I spent countless hours sharing the journey with him on and off the field. I witnessed first-hand the day-to-day grind with trainers and coaches, teams and teammates, championships and heartaches.
I learned that to maximize their potential in sports, people must have high character and integrity, be exceptional athletes, and be players with elite sport skills. This journey requires an extraordinary commitment, dedication, and perseverance in the classroom, in the gym, and on the field.
If mentored properly, a player learns many life lessons within the game that should translate beyond the game. Sadly, more often than not, they do not. Why? The primary reason today is the pursuit of athletic excellence is most-often a singular obsession.
American society is obsessed with sports. Parents are seduced into club ball, travel ball, and leveling-up their player to win medals and championships erroneously assuming that good teams require good players and coaching, and trophies in sports will lead to success in life. The truth is an appearance in a SportsCenter highlight is a one-off, not a predictor of success.

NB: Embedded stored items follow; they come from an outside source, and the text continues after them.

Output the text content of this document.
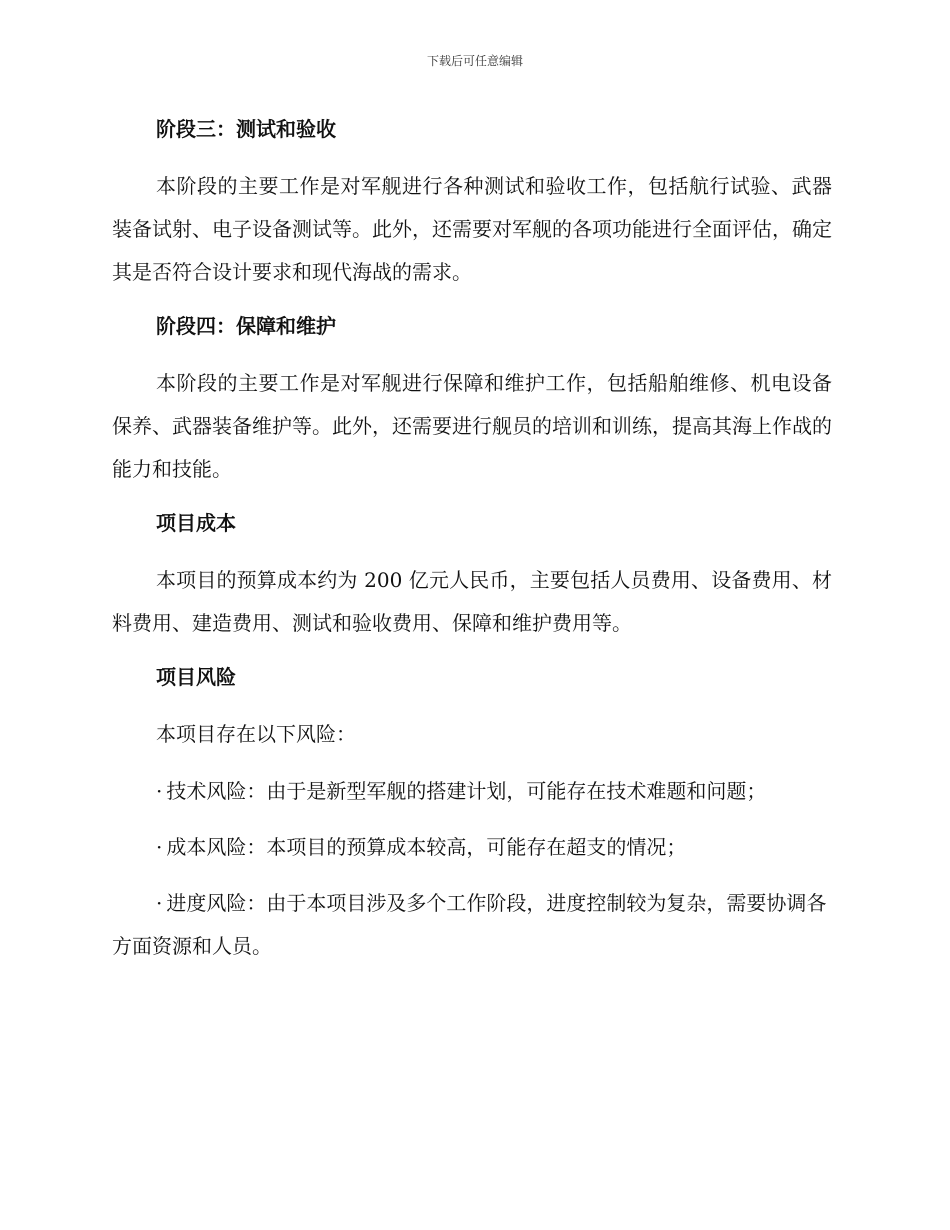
下载后可任意编辑

阶段三：测试和验收

本阶段的主要工作是对军舰进行各种测试和验收工作，包括航行试验、武器装备试射、电子设备测试等。此外，还需要对军舰的各项功能进行全面评估，确定其是否符合设计要求和现代海战的需求。

阶段四：保障和维护

本阶段的主要工作是对军舰进行保障和维护工作，包括船舶维修、机电设备保养、武器装备维护等。此外，还需要进行舰员的培训和训练，提高其海上作战的能力和技能。

项目成本

本项目的预算成本约为 200 亿元人民币，主要包括人员费用、设备费用、材料费用、建造费用、测试和验收费用、保障和维护费用等。

项目风险

本项目存在以下风险：

· 技术风险：由于是新型军舰的搭建计划，可能存在技术难题和问题；

· 成本风险：本项目的预算成本较高，可能存在超支的情况；

· 进度风险：由于本项目涉及多个工作阶段，进度控制较为复杂，需要协调各方面资源和人员。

In fact, the American obsession and glorification of sports is so intense that many athletes cannot replicate that feeling of excitement in any part of their life outside of sports and after their competitive sport life is done.
Many coaches use winning as the measure of all success, present and future. Winning may ensure longevity at their job, but it does not ensure happiness and contentment for their players after their playing days are over. Furthermore, these coaches wrongly assume that all important life-lessons can be learned by inference from competing in the sport. They fail to proactively program life lessons into every training and practice session. And too many coaches and athletic trainers only require their players be dedicated to the sport, not to a balanced life. They simply run their athletes and players through their system of metrics and analytics with no regard for the players’ lives outside of the sport.
Another basic contributing factor is there are only so many hours in a day. Coaches, teams, and leagues require that, to be elite, you must practice and play both in-season and in the off-season. Many times this means a player must play on multiple teams in one sport in-season and play and train for multiple sports simultaneously year-round. How many elite athletes during their high school years hold multiple jobs which require 20 hours a week for, at least, several months?
The American education system fails to prepare student-athletes for real world opportunities. For most students, a liberal arts education in most school districts today requires way too many hours studying math and science and, for all students, way too few hours training specific work skills and gaining experience. High school students are rushed off to college with little or no idea of a process to choose a career and a crippling assumption that all colleges are equally capable of preparing all students in every major for living-wage, self-actualizing jobs in the real world.
Most tragically, student-athletes make the mistake of choosing a college based on whether they can play their sport there and not whether they can get the best education for their career at the college. The day after graduation, those athletes have, at best, some fun memories of being a part of a sports team, but the piece of paper they received during the graduation ceremony gives them no pathway to a meaningful and fulfilling career they are passionate about.
My friend was one of those good people who achieved greatness as an athlete, but was seduced into believing that his success on the field would ensure the same happiness and success once his playing days were done. For him, just like millions of other athletes, it did not.
We, as coaches, leagues, schools, and society owed him and all those who follow him, better.
Every day, we must proactively prepare our players to fill the void.